Tertullianus berkata, "Darah para martir merupakan benih gereja." Orang-orang Kristen mula-mula dianiaya, dipenjarakan, dan dibunuh. Tetapi penganiayaan itu tidak berdaya menyurutkan iman mereka, sebaliknya semakin mengobarkan semangat mereka untuk memberitakan Injil Kristus. Meskipun mereka terpaksa terpencar ke berbagai tempat, namun di mana pun kaki mereka berpijak, di sana Injil terus diberitakan.
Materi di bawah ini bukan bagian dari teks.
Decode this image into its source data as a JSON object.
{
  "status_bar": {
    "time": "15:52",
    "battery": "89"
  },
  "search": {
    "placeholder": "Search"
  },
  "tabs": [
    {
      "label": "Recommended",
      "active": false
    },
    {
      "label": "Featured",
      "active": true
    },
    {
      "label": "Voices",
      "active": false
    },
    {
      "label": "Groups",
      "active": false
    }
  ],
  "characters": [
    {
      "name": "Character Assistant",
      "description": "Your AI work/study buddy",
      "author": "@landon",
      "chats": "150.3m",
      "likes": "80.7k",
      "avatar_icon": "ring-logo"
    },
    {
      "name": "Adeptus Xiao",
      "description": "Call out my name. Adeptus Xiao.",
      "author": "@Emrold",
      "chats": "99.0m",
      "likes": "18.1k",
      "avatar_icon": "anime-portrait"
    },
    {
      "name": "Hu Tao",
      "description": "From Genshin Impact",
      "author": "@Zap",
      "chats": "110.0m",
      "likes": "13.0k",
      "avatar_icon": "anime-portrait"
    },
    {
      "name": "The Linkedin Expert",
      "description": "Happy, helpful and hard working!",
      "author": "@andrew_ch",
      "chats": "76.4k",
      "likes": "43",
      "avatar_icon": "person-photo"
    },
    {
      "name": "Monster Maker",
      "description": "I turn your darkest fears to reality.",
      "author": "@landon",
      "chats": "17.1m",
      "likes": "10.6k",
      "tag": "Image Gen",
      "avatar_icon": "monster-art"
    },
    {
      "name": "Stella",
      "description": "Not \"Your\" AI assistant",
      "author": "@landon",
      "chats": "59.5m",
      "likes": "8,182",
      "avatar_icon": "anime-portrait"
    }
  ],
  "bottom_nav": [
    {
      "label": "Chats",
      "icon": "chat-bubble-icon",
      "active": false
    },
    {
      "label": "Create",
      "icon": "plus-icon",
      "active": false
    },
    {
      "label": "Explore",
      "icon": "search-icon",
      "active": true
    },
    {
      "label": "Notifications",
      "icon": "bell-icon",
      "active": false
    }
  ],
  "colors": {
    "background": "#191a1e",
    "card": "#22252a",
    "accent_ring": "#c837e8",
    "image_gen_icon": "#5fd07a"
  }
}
Saulus mendengar bahwa di Damsyik telah banyak orang yang menjadi Kristen. Hati sang penganiaya itu menjadi panas. Ia menghadap Imam Besar dan meminta surat kuasa darinya untuk dibawanya kepada majelis-majelis Yahudi di Damsyik. Dengan surat itu ia diberi kuasa untuk manangkap orang-orang Kristen dan membawa mereka ke Yerusalem untuk diadili dan dihukum.
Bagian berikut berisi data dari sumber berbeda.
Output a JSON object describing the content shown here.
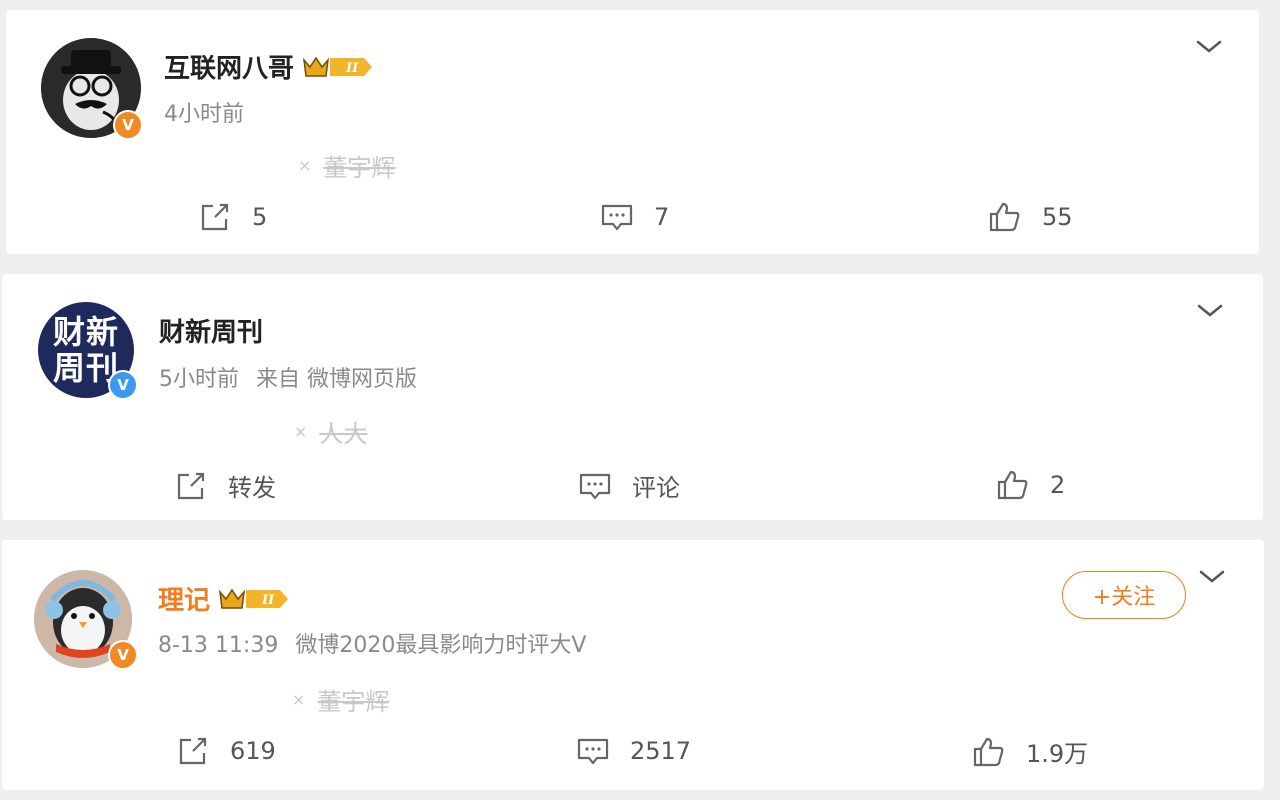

Sang penganiaya memiliki surat kuasa, tetapi ia tetap tidak berdaya. Dalam perjalanan dekat Damsyik, yaitu pada waktu tengah hari, tiba-tiba memancarlah cahaya yang menyilaukan dari langit mengelilinginya (Kis. 22:6). Ia rebah ke tanah dan kedengaranlah olehnya suatu suara, "Saulus, Saulus, mengapakah engkau menganiaya aku?" Jawab Saulus, "Siapakah Engkau, Tuhan?" Kata-Nya, "Akulah Yesus, yang engkau aniaya itu." Pada saat itulah Saulus hanya bisa rebah di tanah tanpa daya. Rencana Saulus pergi ke Damsyik adalah untuk menganiaya dan menangkap orang-orang percaya, tetapi Tuhan justru membawa Saulus untuk bertelut di hadapan-Nya.
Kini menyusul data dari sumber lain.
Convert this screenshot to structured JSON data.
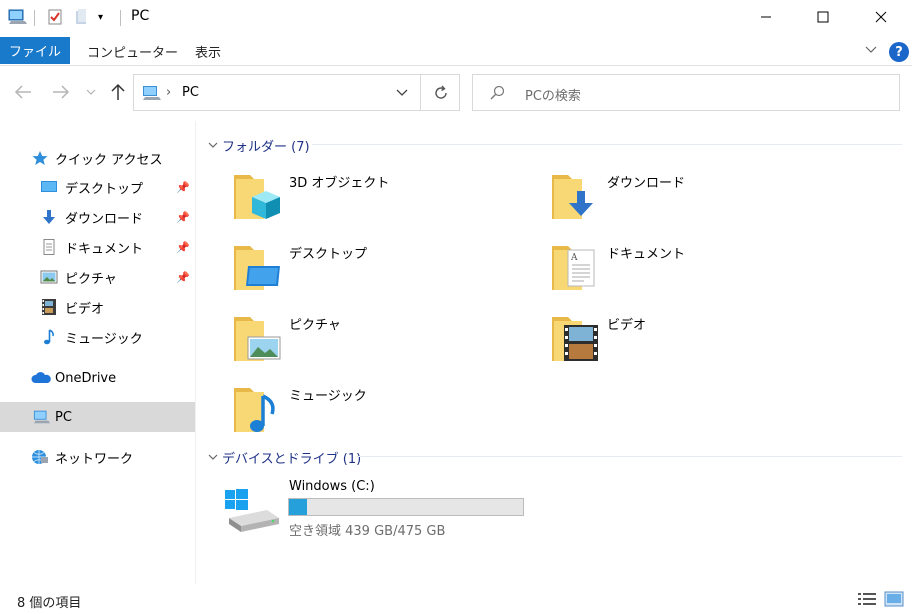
{
  "window": {
    "title": "PC"
  },
  "ribbon": {
    "tabs": [
      "ファイル",
      "コンピューター",
      "表示"
    ]
  },
  "address": {
    "path": "PC",
    "separator": "›"
  },
  "search": {
    "placeholder": "PCの検索"
  },
  "sidebar": {
    "items": [
      {
        "label": "クイック アクセス",
        "icon": "star-icon"
      },
      {
        "label": "デスクトップ",
        "icon": "desktop-icon",
        "pinned": true
      },
      {
        "label": "ダウンロード",
        "icon": "download-icon",
        "pinned": true
      },
      {
        "label": "ドキュメント",
        "icon": "document-icon",
        "pinned": true
      },
      {
        "label": "ピクチャ",
        "icon": "pictures-icon",
        "pinned": true
      },
      {
        "label": "ビデオ",
        "icon": "video-icon"
      },
      {
        "label": "ミュージック",
        "icon": "music-icon"
      },
      {
        "label": "OneDrive",
        "icon": "cloud-icon"
      },
      {
        "label": "PC",
        "icon": "computer-icon",
        "selected": true
      },
      {
        "label": "ネットワーク",
        "icon": "network-icon"
      }
    ]
  },
  "content": {
    "folders_header": "フォルダー (7)",
    "folders": [
      {
        "name": "3D オブジェクト",
        "icon": "3d-objects-icon"
      },
      {
        "name": "ダウンロード",
        "icon": "download-folder-icon"
      },
      {
        "name": "デスクトップ",
        "icon": "desktop-folder-icon"
      },
      {
        "name": "ドキュメント",
        "icon": "documents-folder-icon"
      },
      {
        "name": "ピクチャ",
        "icon": "pictures-folder-icon"
      },
      {
        "name": "ビデオ",
        "icon": "videos-folder-icon"
      },
      {
        "name": "ミュージック",
        "icon": "music-folder-icon"
      }
    ],
    "devices_header": "デバイスとドライブ (1)",
    "drives": [
      {
        "name": "Windows (C:)",
        "free_text": "空き領域 439 GB/475 GB",
        "used_fraction": 0.076
      }
    ]
  },
  "status": {
    "item_count": "8 個の項目"
  },
  "colors": {
    "accent": "#1979ca",
    "header_text": "#1e3287",
    "folder_yellow": "#f8d775",
    "drive_bar": "#26a0da"
  }
}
Sang penganiaya tak berdaya menghancurkan Gereja, sebab Tuhan Yesuslah kepala Gereja. Saulus menganiaya Gereja, tetapi Tuhan Yesus mengatakan bahwa diri-Nya yang dianiya. Semakin kuat Gereja dianiaya, semakin nyata kuasa Tuhan di dalamnya; sebab semakin dianiaya, umat Tuhan semakin dekat dan bersandar pada-Nya. Ketika Tuhan menyatakan diri dan kuasa-Nya, sang penganiaya hanya dapat rebah di tanah dengan tidak berdaya.

Perjumpaan dengan Kristus di jalan menuju Damsyik, membawa perubahan besar pada diri Saulus. Sejak saat itu, melalui suatu proses pembentukan oleh Tuhan, akhirnya Saulus benar-benar diubahkan. Saulus si penganiaya orang-orang Kristen berubah menjadi Paulus sang pemberita Injil Kristus.

Paulus menjadi seorang hamba Tuhan yang setia. Ia dengan segenap hati melayani Tuhan, yakni memberitakan Injil, menasihati, dan mengajar tiap-tiap orang dalam segala hikmat (Kol. 1 :28a). Tujuannya jelas, yaitu untuk memimpin tiap-tiap orang kepada Kristus (Kol. 1 :28b). Ia tidak gampang kecewa dan tidak mudah lelah. Ia juga tidak lekas puas diri. Ia terus berusaha dan bergumul dengan sekuat tenaga sesuai dengan kuasa Allah yang bekerja dengan kuat di dalam dia (Kol. 1 :29). Ia mengarahkan pandangannya pada tujuan yang Allah kehendaki dan berusaha untuk mencapainya. Ia juga menasihati umat Allah agar melayani dengan segenap hati, seperti untuk Tuhan dan bukan untuk manusia (Kol. 3:23).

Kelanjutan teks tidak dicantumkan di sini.